Colin Wilhelm The Atlantic August 5, 2014
Deeply rooted cultural problems, seemingly endemic within the Department of Veterans Affairs, have put veterans health care at the forefront of our national news cycle this summer. Last week, Congress passed a bill to address a culture of dysfunction that built for years under a layer of red tape. Will this rare compromise defeat the bureaucratic demons that led to some in the VA neglecting their mission?
Probably not on its own. That will take a cultural shift at VA. But it’s likely a step in the right direction, at least in the short-term, if VA uses the tools it gives them properly.
In a best-case scenario, the $10 billion this bill provides for veterans who need care but can’t receive it from a nearby or timely VA facility will serve as a bridge to quality health providers outside the VA’s boundaries, until the government can better serve them. In a worst-case scenario much of that money will go untouched, or misused, by a VA uninterested in referring patients outside due to an almost paranoid fear that it will lead to a privatization of the entire department.
An example of this worst-case scenario occurred when the VA hospital at Columbia, South Carolina, was granted extra resources in 2011 to deal with a long line of veterans seeking routine cancer screenings. Instead of using the money to refer vets to private physicians and reimburse them, staff sat on about 80 percent of the money while a backlog of thousands of veterans built up, with some waiting more than a year. Several dozen of those waiting for consults developed cancer that could have been caught and removed, according to an internal investigation.
Reforming an organization the size of the VA is inherently difficult. It’s the second largest department in the federal government in terms of personnel (about 270,000 people work full-time for the VA, though not all in health care) and its health wing operates across 23 semi-autonomous regional healthcare networks that operate across state lines.
A little known episode in 2006 illustrates the challenges. Eight years ago, Congress initiated a pilot program called Project HERO in the four regional health-care service networks that kept patients waiting the longest. (Sound familiar?) HERO used a private contractor to coordinate care outside the VA health system, with a pre-screened network of private care providers for patients.
The pilot had mostly positive results: HERO set a goal of scheduling patients to see health-care providers within 30 days and hit that goal 88.2 percent of the time, as self-reported by the contractor. Not perfect, but the Congressional Research Service’s 2010 report said HERO could be “categorized as an enhancement regular fee basis care program,” the technical term for outside referrals to private contractors. Yet during the program “almost all [four regional networks] stated that there has been organizational resistance to change.” The pilot ended in spring last year, and the VA claims to have applied its lessons nationally, though that was met with skepticism during a House subcommittee hearing in 2012.
A common quip is that “if you’ve seen one VA [facility], you’ve seen one VA.” The independence the department grants health-care administrators allows regional hospitals and community-care centers to ostensibly allocate resources as they see best fit, and most of the time that’s what happens. But it can also give cover to a go-along-get-along culture of bureaucratic intransigence with little fear of repercussion until that comes to light as patients start dying as a result.

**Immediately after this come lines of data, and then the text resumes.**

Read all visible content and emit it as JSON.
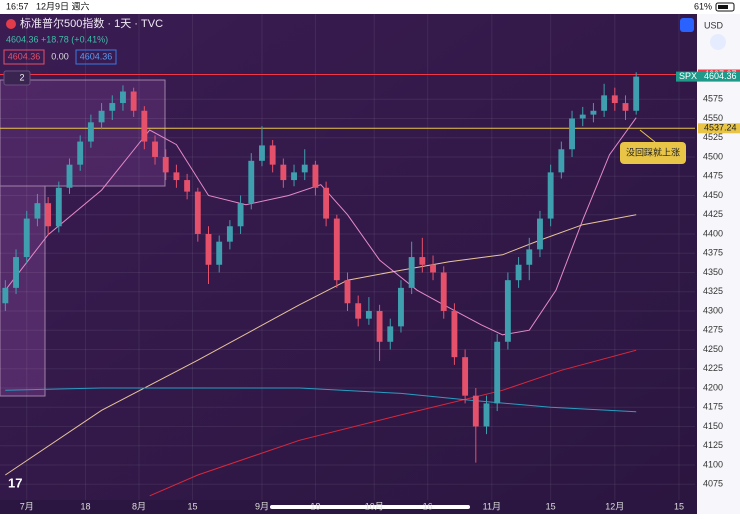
{
  "status_bar": {
    "time": "16:57",
    "date": "12月9日 週六",
    "battery": "61%"
  },
  "header": {
    "symbol": "标准普尔500指数 · 1天 · TVC",
    "quote": "4604.36 +18.78 (+0.41%)",
    "sell": "4604.36",
    "spread": "0.00",
    "buy": "4604.36",
    "currency": "USD",
    "indicator_count": "2"
  },
  "chart_data": {
    "type": "candlestick",
    "open": [
      4310,
      4330,
      4370,
      4420,
      4440,
      4410,
      4460,
      4490,
      4520,
      4545,
      4560,
      4570,
      4585,
      4560,
      4520,
      4500,
      4480,
      4470,
      4455,
      4400,
      4360,
      4390,
      4410,
      4440,
      4495,
      4515,
      4490,
      4470,
      4480,
      4490,
      4460,
      4420,
      4340,
      4310,
      4290,
      4300,
      4260,
      4280,
      4330,
      4370,
      4360,
      4350,
      4300,
      4240,
      4190,
      4150,
      4180,
      4260,
      4340,
      4360,
      4380,
      4420,
      4480,
      4510,
      4550,
      4555,
      4560,
      4580,
      4570,
      4560
    ],
    "high": [
      4340,
      4380,
      4430,
      4452,
      4448,
      4468,
      4498,
      4528,
      4555,
      4570,
      4580,
      4593,
      4590,
      4566,
      4528,
      4510,
      4490,
      4478,
      4460,
      4410,
      4398,
      4418,
      4450,
      4505,
      4540,
      4522,
      4498,
      4490,
      4510,
      4495,
      4468,
      4425,
      4350,
      4320,
      4318,
      4308,
      4290,
      4340,
      4390,
      4395,
      4372,
      4358,
      4310,
      4250,
      4200,
      4190,
      4270,
      4350,
      4370,
      4395,
      4430,
      4490,
      4520,
      4560,
      4565,
      4570,
      4595,
      4590,
      4580,
      4610
    ],
    "low": [
      4300,
      4322,
      4362,
      4410,
      4398,
      4402,
      4452,
      4482,
      4512,
      4536,
      4548,
      4560,
      4552,
      4510,
      4490,
      4470,
      4460,
      4445,
      4390,
      4335,
      4350,
      4380,
      4400,
      4432,
      4488,
      4480,
      4460,
      4462,
      4470,
      4450,
      4410,
      4330,
      4300,
      4280,
      4282,
      4235,
      4250,
      4272,
      4322,
      4350,
      4340,
      4290,
      4230,
      4180,
      4103,
      4140,
      4170,
      4250,
      4330,
      4340,
      4370,
      4410,
      4472,
      4500,
      4540,
      4545,
      4552,
      4560,
      4548,
      4555
    ],
    "close": [
      4330,
      4370,
      4420,
      4440,
      4410,
      4460,
      4490,
      4520,
      4545,
      4560,
      4570,
      4585,
      4560,
      4520,
      4500,
      4480,
      4470,
      4455,
      4400,
      4360,
      4390,
      4410,
      4440,
      4495,
      4515,
      4490,
      4470,
      4480,
      4490,
      4460,
      4420,
      4340,
      4310,
      4290,
      4300,
      4260,
      4280,
      4330,
      4370,
      4360,
      4350,
      4300,
      4240,
      4190,
      4150,
      4180,
      4260,
      4340,
      4360,
      4380,
      4420,
      4480,
      4510,
      4550,
      4555,
      4560,
      4580,
      4570,
      4560,
      4604.36
    ],
    "up_color": "#3f9fae",
    "down_color": "#e5506b",
    "lines": [
      {
        "color": "#e58ac8",
        "x": [
          0,
          4,
          9,
          13.5,
          16,
          19,
          22.5,
          26.5,
          29.5,
          32,
          35,
          38.5,
          41,
          44.5,
          46.5,
          49,
          51.5,
          54,
          56.5,
          59
        ],
        "values": [
          4327,
          4399,
          4457,
          4535,
          4516,
          4450,
          4438,
          4450,
          4464,
          4425,
          4366,
          4327,
          4308,
          4282,
          4269,
          4275,
          4327,
          4418,
          4503,
          4551
        ]
      },
      {
        "color": "#e8c49a",
        "x": [
          0,
          9,
          18,
          27.5,
          32,
          37,
          41.5,
          46.5,
          50,
          54,
          59
        ],
        "values": [
          4087,
          4171,
          4236,
          4308,
          4340,
          4353,
          4364,
          4373,
          4392,
          4412,
          4425
        ]
      },
      {
        "color": "#d8283c",
        "x": [
          13.5,
          18,
          27.5,
          37,
          46.5,
          52,
          59
        ],
        "values": [
          4060,
          4087,
          4132,
          4165,
          4197,
          4223,
          4249
        ]
      },
      {
        "color": "#2a9dc0",
        "x": [
          0,
          9,
          18,
          27.5,
          37,
          43.5,
          51,
          59
        ],
        "values": [
          4197,
          4200,
          4200,
          4200,
          4193,
          4184,
          4175,
          4169
        ]
      }
    ],
    "hlines": [
      {
        "value": 4607.07,
        "color": "#f23645"
      },
      {
        "value": 4537.24,
        "color": "#e8c547"
      }
    ],
    "last_price": {
      "label": "SPX",
      "value": 4604.36,
      "color": "#1f9a8a"
    },
    "annotation": "没回踩就上涨",
    "xlim": [
      -0.5,
      64.5
    ],
    "xticks": [
      {
        "value": 2,
        "label": "7月"
      },
      {
        "value": 7.5,
        "label": "18"
      },
      {
        "value": 12.5,
        "label": "8月"
      },
      {
        "value": 17.5,
        "label": "15"
      },
      {
        "value": 24,
        "label": "9月"
      },
      {
        "value": 29,
        "label": "18"
      },
      {
        "value": 34.5,
        "label": "10月"
      },
      {
        "value": 39.5,
        "label": "16"
      },
      {
        "value": 45.5,
        "label": "11月"
      },
      {
        "value": 51,
        "label": "15"
      },
      {
        "value": 57,
        "label": "12月"
      },
      {
        "value": 63,
        "label": "15"
      }
    ],
    "ylim": [
      4054.5,
      4655.8
    ],
    "yticks": [
      4075,
      4100,
      4125,
      4150,
      4175,
      4200,
      4225,
      4250,
      4275,
      4300,
      4325,
      4350,
      4375,
      4400,
      4425,
      4450,
      4475,
      4500,
      4525,
      4550,
      4575
    ],
    "grid": true
  }
}
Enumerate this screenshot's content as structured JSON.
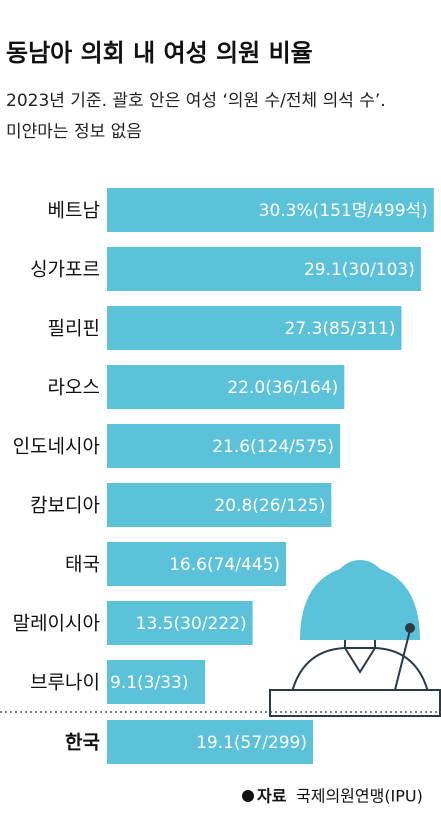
{
  "chart_data": {
    "type": "barh",
    "title": "동남아 의회 내 여성 의원 비율",
    "subtitle": [
      "2023년 기준. 괄호 안은 여성 ‘의원 수/전체 의석 수’.",
      "미얀마는 정보 없음"
    ],
    "categories": [
      "베트남",
      "싱가포르",
      "필리핀",
      "라오스",
      "인도네시아",
      "캄보디아",
      "태국",
      "말레이시아",
      "브루나이",
      "한국"
    ],
    "values": [
      30.3,
      29.1,
      27.3,
      22.0,
      21.6,
      20.8,
      16.6,
      13.5,
      9.1,
      19.1
    ],
    "value_labels": [
      "30.3%(151명/499석)",
      "29.1(30/103)",
      "27.3(85/311)",
      "22.0(36/164)",
      "21.6(124/575)",
      "20.8(26/125)",
      "16.6(74/445)",
      "13.5(30/222)",
      "9.1(3/33)",
      "19.1(57/299)"
    ],
    "color": "#5bc2da",
    "xlim": [
      0,
      30.5
    ],
    "source": {
      "label": "자료",
      "text": "국제의원연맹(IPU)"
    }
  }
}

The new reform bill will make it far easier to discipline or fire VA managers for malfeasance or ineptitude (some, like the Washington Post’s editorial board, say too easy) to curb a culture of apathy that seems to have built in some parts of the department, hurting both the veterans it exists to care for and the reputation of VA employees who do their work well. The legislation demonstrates how the VA is at a crossroads, choosing between whether to continue building or leasing new facilities, or to use private health professionals more often. Congress allocates $1.5 billion for the leasing of 27 new facilities, most for outpatient care. Another $5 billion goes toward increasing medical staffing. The bill also increases graduate medical education funding to aid recruitment efforts.
Nonprofit veteran-service organizations like the American Legion, Wounded Warrior Project, and Iraq and Afghanistan Veterans of America are split. Older groups typically want the department to focus on medical centers, community clinics, and employment, while newer ones tend to be more open to incorporating the private sector, though virtually no one’s calling for complete privatization.
This reform leans toward the private sector. That can work if the VA is able to track how, what, and where its patients receive care outside its system, but the Government Accountability Office has criticized the department for its inability to do so before. Once again, the success will depend mostly on better organization and less apathy towards dysfunction.
This emergency-reform bill’s funding only lasts two years, during which VA will have to authorize and address the findings of an independent top-to-bottom review of the system. The VA’s budget has increased—sizably, from approximately $39 billion for the department’s medical administration in 2008’s fiscal year to appropriations of $59.1 billion in this current one—over the last several years, even as the rest of the government has had to make due with less. If that report comes back saying that VA needs to improve, the way forward may be more reliance on outside private care than continued reinvestment of personnel and resources into the system.
Congress is flooding the VA with resources to deliver care in a timely manner to vets. It will be up to newly confirmed VA Secretary Robert McDonald to change the hearts and minds of the department.